There was a whole wing of this stuff ascendant in the 1930s (in western Canada we had "Social Credit", for example) whose ideological purpose was to displace left wing populism and anti-capitalist politics with an explicitly pro-capitalist highly social conservative narrative which pinned blame for problems on "international banking" and, ultimately, Jewish people.
The latest flavour is obsessed with talk about "petrodollars" and cryptocurrency, and then you scratch a little and there's the face of Sergei Lavrov or Marie Le Pen hiding under the paint.
The world is f*cked and unjust but not for the reasons that these people go on about.
Shows where my brain was at yesterday - that was a pretty ill-formed comment.
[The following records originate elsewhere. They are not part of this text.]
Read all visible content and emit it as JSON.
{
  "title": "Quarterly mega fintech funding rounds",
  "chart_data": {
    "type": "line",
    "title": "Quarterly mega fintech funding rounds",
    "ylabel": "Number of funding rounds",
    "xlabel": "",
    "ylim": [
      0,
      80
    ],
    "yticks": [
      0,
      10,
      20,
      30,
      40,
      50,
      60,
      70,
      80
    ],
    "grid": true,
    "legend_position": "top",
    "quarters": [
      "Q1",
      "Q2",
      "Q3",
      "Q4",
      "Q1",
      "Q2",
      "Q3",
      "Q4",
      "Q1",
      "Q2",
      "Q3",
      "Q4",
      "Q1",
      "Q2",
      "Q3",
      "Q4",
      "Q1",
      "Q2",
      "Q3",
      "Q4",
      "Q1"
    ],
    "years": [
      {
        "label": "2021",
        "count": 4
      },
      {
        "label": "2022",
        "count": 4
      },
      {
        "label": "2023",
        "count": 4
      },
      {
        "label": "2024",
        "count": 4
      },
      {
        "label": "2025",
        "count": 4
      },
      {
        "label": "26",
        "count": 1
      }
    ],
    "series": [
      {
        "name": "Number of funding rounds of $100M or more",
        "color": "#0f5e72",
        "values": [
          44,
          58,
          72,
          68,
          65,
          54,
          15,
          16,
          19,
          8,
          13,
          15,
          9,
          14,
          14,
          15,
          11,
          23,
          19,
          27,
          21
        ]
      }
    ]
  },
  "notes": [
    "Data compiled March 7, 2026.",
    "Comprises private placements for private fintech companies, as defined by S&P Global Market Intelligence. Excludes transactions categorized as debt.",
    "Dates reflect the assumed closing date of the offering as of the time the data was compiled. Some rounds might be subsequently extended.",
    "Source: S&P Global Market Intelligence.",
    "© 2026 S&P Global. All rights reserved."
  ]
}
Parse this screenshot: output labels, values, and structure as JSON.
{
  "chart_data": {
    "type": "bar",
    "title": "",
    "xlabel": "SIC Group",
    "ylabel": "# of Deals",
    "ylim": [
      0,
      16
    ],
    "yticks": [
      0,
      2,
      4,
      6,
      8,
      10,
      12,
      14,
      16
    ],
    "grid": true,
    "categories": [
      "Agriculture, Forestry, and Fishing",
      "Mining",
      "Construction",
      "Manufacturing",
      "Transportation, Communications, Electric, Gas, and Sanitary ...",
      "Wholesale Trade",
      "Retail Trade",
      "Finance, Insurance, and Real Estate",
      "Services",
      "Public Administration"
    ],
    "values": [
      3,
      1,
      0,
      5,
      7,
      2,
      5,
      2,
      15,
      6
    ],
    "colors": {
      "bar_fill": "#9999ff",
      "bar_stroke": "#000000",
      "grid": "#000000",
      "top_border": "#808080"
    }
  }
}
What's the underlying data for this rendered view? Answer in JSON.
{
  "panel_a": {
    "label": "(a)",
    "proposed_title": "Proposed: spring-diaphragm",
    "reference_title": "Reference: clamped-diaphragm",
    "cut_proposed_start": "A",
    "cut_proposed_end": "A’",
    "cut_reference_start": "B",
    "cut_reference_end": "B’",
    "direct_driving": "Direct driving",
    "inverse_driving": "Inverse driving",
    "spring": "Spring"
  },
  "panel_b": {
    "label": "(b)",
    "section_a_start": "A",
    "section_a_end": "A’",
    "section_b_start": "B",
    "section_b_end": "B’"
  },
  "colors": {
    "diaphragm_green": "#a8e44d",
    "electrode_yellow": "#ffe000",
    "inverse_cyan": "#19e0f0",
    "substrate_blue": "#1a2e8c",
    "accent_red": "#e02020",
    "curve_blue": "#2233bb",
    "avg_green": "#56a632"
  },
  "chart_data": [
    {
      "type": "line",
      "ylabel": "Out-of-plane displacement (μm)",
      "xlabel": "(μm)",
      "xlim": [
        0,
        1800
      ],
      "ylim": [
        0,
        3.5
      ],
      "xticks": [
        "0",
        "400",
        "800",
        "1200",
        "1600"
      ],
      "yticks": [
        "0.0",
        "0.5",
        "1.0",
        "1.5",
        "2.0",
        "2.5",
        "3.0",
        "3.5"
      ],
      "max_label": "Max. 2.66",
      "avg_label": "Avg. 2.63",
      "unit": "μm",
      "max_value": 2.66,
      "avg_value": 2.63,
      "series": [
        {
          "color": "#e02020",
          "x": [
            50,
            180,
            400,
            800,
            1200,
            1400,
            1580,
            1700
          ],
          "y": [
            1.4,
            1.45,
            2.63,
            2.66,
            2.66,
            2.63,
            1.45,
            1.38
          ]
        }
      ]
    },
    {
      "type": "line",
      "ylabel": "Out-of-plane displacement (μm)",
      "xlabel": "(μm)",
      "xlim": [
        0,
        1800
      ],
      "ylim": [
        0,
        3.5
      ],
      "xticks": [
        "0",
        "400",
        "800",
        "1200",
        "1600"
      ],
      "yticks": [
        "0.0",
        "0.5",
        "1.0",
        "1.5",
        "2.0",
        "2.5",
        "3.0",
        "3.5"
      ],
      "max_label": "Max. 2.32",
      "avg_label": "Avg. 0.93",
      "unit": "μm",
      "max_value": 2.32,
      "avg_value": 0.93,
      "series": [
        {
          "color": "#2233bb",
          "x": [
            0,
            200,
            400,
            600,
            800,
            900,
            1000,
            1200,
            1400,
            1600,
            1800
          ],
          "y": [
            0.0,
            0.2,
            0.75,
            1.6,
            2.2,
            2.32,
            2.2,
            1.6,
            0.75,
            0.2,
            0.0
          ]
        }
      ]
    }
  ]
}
I regret including the term without a fuller understanding of what I was saying, however I reject the notion of being associated with racist populism for making a criticism of the oil-based economy.
That's fair, I was more riffing on parent's comment, buzzed on early morning coffee. Not calling you a fascist.
I do agree that the bulk of the foundation of the world's economy is constructed over the petroleum economy. Though I also don't think the nature of power in the world would change significantly if that were to be replaced with something else or if the nationality of the currency it is traded in were to change.
Remember the US is an oil exporter now. Most of this oil analysis stuff is leftover from the 2000s; it's also coming from overly materialist analysis of the Iraq War, where they assumed "this war is for Iraq oil" instead of the real answer which is literally "we invaded Iraq because we felt like it".
This is an primarily American phenomenon though and it's only really true because of the dominance of the US and US petrodollars over global society. It's probably not easy to spend Turkish lira in Madagascar, for example. Yes there are banks which will exchange approved currencies, but that's one step removed from being paid in a global global currency as you imply.